Europosłanka PO Elżebieta Łukacijewska twierdzi, że decyzja Donalda Tuska była wiadoma od dawna. Teraz piłka po stronie opozycji. Z Dudą naprawdę można wygrać – przekonuje.

Wcześniej europoseł Prawa i Sprawiedliwości Jacek Saryusz-Wolski w wywiadzie dla Polskiego Radia 24 stwierdził, że nie wydaje mu się, żeby Donald Tusk kandydował w przyszłorocznych wyborach prezydenckich.

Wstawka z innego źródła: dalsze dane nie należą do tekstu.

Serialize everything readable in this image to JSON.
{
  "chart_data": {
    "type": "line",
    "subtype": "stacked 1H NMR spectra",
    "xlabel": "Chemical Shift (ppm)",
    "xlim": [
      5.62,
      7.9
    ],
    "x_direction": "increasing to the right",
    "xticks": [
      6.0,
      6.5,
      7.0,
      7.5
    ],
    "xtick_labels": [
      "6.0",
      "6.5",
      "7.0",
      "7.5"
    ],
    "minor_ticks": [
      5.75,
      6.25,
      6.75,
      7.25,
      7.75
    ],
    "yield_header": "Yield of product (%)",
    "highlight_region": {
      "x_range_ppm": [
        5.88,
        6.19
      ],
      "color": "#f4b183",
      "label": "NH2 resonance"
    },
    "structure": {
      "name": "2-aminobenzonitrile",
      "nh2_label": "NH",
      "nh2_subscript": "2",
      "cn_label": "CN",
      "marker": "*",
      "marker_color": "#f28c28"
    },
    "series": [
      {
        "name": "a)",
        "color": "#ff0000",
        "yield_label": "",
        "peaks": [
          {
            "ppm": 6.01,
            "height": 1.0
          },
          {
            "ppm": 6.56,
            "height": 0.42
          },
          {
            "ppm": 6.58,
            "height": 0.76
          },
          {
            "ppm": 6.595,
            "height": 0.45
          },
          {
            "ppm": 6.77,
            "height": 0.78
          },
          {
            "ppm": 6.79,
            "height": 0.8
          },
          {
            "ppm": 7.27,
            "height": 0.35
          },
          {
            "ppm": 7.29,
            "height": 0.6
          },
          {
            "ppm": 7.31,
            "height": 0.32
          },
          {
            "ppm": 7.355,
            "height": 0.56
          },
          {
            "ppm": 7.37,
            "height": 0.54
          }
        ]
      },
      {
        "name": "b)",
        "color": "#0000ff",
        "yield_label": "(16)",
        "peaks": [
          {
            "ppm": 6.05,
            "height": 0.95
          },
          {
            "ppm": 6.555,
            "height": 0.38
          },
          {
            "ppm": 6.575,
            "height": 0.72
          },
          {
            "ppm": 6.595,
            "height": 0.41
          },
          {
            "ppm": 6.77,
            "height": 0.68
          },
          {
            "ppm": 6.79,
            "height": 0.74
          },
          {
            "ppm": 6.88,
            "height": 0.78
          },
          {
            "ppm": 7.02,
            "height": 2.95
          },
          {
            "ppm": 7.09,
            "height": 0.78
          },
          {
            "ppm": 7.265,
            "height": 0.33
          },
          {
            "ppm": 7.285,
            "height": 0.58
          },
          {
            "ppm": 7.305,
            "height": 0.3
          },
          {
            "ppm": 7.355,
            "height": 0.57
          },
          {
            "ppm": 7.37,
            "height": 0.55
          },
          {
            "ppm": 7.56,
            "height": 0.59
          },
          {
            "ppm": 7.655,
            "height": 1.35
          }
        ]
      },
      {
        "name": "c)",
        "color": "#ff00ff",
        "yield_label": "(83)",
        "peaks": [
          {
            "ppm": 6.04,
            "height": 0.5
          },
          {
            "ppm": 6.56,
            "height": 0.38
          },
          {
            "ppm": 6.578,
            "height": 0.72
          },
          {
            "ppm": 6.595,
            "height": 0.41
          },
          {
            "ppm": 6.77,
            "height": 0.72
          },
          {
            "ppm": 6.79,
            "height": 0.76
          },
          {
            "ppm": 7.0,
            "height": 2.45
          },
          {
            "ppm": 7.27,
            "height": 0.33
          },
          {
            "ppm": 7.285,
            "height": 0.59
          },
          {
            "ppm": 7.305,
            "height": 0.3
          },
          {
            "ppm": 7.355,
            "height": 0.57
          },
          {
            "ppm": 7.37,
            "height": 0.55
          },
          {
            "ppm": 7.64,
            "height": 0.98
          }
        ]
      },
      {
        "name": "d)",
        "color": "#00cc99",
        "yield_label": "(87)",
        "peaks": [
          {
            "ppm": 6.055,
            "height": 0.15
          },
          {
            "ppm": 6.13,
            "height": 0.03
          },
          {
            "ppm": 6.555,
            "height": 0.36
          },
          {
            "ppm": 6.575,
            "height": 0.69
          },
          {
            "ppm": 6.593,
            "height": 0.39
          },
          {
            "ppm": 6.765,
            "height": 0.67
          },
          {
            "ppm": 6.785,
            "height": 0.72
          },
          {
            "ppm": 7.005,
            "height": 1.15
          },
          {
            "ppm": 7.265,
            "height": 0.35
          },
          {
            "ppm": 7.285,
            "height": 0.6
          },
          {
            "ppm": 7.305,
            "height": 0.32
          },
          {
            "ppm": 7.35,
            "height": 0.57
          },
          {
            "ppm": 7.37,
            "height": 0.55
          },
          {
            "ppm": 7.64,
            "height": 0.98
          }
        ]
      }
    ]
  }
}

Z badania widać, jak wielki elektorat negatywny ma Tusk i ja się poczuwam do dorzucenia cegiełki w stosunku do niego. Tusk jest wielkim szkodnikiem polskiej polityki – mówił europoseł PiS. Tusk będzie się bał przegranej. On ma po 2005 straszną traumę po tym jak pokonał go Lech Kaczyński – dodał.

Oceniając decyzję Tuska, były premier a dziś poseł do Parlamentu Europejskiego z ramienia SLD Leszek Miller jest przekonany, że Andrzej Duda ma drugą kadencję na wyciągnięcie ręki. 

Estera Flieger, dziennikarka „Gazety Wyborczej” tak podsumowuje całe zamieszanie jakie wywołuje decyzja Tuska: „Słyszą to Państwo? To głos zawodu na salonach komentariatu spod znaku „Donald Tusk musi”. I z drugiej strony, z Nowogrodzkiej i Woronicza, bo tracą paliwo, a pewnie już się smażyły materiały do kolejnych wydań „Wiadomości” gdyby Donald Tusk startował.”